I pointed to the signature on the photocopy.  "This is one of your employees" I said.
 
He walked off to ask the other guy whose signature it was.
 
Guy 2, the comic relief for want of someone else said "I don't know."
 
Edwin proceeded to tell me that None of his employees had signed the paper, that I was trying to defraud them.
 
FOR A TOASTER?
 
Mr Comic Relief now walked over, opened the repair book, found my toaster, found the same signature on the sheet saying they had received the toaster.  Now if that isn't funny I don't know what is.

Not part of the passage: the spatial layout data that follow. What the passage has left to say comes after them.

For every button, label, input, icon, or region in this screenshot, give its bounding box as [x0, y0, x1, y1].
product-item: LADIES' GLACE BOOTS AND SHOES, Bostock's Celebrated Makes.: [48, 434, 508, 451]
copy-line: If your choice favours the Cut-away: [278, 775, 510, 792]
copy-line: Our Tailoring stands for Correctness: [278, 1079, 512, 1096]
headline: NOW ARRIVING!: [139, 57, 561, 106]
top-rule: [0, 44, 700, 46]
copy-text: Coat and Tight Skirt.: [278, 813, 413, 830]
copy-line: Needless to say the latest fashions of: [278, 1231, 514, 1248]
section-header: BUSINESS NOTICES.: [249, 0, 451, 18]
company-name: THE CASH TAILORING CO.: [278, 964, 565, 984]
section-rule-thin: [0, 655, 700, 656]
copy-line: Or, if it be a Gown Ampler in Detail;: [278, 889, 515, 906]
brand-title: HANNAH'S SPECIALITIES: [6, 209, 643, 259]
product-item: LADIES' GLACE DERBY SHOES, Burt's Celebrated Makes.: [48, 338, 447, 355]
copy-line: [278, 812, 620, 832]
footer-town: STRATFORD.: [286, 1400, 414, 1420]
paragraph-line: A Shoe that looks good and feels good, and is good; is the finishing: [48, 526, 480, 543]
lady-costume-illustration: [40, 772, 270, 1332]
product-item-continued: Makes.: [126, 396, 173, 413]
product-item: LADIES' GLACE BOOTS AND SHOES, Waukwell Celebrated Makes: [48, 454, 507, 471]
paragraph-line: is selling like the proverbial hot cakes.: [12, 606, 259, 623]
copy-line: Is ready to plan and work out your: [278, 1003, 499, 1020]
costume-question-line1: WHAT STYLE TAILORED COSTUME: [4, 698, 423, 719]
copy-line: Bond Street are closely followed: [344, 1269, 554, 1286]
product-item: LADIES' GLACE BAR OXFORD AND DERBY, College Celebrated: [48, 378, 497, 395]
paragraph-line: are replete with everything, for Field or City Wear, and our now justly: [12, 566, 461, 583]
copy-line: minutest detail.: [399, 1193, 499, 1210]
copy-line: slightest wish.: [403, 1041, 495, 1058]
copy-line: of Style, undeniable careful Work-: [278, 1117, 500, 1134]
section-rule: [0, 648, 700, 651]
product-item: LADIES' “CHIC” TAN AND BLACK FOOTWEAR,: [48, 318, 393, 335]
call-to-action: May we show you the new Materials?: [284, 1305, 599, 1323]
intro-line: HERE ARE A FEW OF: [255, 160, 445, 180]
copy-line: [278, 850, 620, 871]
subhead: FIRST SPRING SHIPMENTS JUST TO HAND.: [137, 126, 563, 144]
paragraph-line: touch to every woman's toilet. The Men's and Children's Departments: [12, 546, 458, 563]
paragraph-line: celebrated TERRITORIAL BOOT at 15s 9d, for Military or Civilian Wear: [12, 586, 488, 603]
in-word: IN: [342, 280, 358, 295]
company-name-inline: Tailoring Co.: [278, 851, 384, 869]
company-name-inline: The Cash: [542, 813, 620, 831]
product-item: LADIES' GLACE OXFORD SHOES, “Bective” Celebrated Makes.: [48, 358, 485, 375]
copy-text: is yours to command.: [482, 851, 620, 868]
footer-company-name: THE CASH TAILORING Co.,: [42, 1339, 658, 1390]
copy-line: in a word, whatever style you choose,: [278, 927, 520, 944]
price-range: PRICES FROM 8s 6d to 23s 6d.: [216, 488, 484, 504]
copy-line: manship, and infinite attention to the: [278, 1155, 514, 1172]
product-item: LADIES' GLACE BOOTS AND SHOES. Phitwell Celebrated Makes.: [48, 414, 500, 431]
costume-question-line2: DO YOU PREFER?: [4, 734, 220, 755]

I asked Edwin as politely as I could to give me a new toaster, that the paper said he had it, that I did not have the original receipt that I had swapped it for this signed photocopy.
 
Edwin told me he wouldn't.
 
I told him to give me back my broken toaster.
 
He said he couldn't.
 
I started to yell in Spanish.  This was a first for me.
 
I screamed for him to write down his name, the name of his boss and the number of the head office. 
 
He did and I drove back home another hour.
 
Back at my office my manager rang the head office and was told that since the name of my company rather than me was on the receipt I would have to to back to Santa Cruz with the legal documents of my corporation proving I was in charge of the corporation.
 
Well yeah obviously, I had only been five times to collect my toaster.  Of course they didn't know me, I mean who was I really?
 
I arrived at 11:30 to be told the man I had to speak to, Edwin the dark and evil villain was in fact at lunch and would be back by about 2:30.  At least they were honest about that this time. After all the first time they had told me he would be back from lunch any minute, that's why I'd sat for an hour in front of his desk waiting for him.
 
To note by looking at his desk you would never think that he was in league with the devil, there is nothing to indicate it, just the usual Catholic prayer poster, a computer, a pile of papers, files, no pens evident.  One would think the anti-christ would have a more interesting desk, but no. At least Circe and the Sirens were beautiful... but the bland looking man I was supposed to wait for again was nothing much to look at.
 
I told his staff that this was craziness, that I wanted my toaster back, that they had stolen it from me.  I couldn't wait, literally couldn't, I had to collect my kids from school at 3 and it was an hour drive home.
 
So I left.  Without toaster, without hope.
 
I may return.  It took Odysseus 10 years but I'm not sure I will. Did I triumph?  No, evil won but why not after all it's only a fucking toaster.